Thursday, April 6, 2017

I Don't Have Time: A Call to Being Not Possessing


I don't have time.
There’s not enough time. 
I wish we had more time. 
Can we make time?
Who has that kind of time?

These are our laments as we tread water in the culture of productivity and performance. We lust after time and envy those who appear able to manage time with great ease. We may even resent those (or our much younger selves) who have the coveted free time that now eludes us. 

Even the reference to time as free exposes our treatment of days and weeks as the greatest commodity in a culture of acquisition and achievement.

Despite our best attempts to create time through devices aimed to make us more efficient multitaskers, we still cannot attain enough time.  In fact, time escapes us at a greater rate in the digital age, as immediacy is expected of us and we are less able to be fully present in one particular time and place.

These are sure reasons for the popularity of Twenty-One Pilot’s hit single, “Stressed Out”:
"Wish we could turn back time

to the good old days

when our momma sang us to sleep but

now we’re stressed out."

While we may like to think this is a new kind of phenomena unique to the modern man or woman, the reality is, time has been vulnerable since the beginning. Humans have always wrestled with time, sought to control time, and have even used time as a means to oppress others in pursuit of power. 

Along the way, religious traditions have crafted related narratives, rituals, and liturgical praxes to reframe time as neither nemesis nor collateral but witness to the divine presence and sacred space to encounter the holy. 

And the sacred cannot be manufactured, contained, or subdued.
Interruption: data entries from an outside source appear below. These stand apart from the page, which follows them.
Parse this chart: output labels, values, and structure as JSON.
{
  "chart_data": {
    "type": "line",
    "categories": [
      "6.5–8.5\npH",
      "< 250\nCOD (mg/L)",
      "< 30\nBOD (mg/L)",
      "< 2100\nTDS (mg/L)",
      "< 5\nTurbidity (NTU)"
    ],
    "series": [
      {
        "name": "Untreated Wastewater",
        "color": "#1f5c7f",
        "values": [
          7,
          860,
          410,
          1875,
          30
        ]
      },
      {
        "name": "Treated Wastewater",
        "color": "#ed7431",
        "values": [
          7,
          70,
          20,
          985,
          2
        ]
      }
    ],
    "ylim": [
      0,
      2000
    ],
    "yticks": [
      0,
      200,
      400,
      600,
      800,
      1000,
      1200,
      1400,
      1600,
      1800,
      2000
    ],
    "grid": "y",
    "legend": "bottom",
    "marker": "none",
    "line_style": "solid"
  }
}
In Abraham Heschel’s classic, The Sabbath, he writes:
"There is a realm of time where the goal is not to have but to be, not to own but to give, not to control but to share, not to subdue but to be in accord.  Life goes wrong when the control of space, the acquisition of things of space, becomes our sole concern” (3).
This is one of the reasons Jesus was so agitated by the resistance of the Pharisees when he healed on the Sabbath. The Sabbath had become a thing of space and an object of human control and subduction. When a chance to love neighbor was juxtaposed with their harnessing of time, they optioned for the latter at the expense of the former created in the image of God.

We do not need more time. We dare not obsess over the protection, preservation, or ill-fated attempts to manufacture time. Instead, we are to aim for a particular way of being within the time and space God has given us each day, to include those set apart as holy. This way of being is centered around giving, sharing, and aspiring not to control or possess but to move in accord with the sacred, even when time feels pressed at best. 

Only then are we able love those we encounter in every time and place and avoid becoming so very stressed out. 

Maybe that was the purpose of Sabbath all along.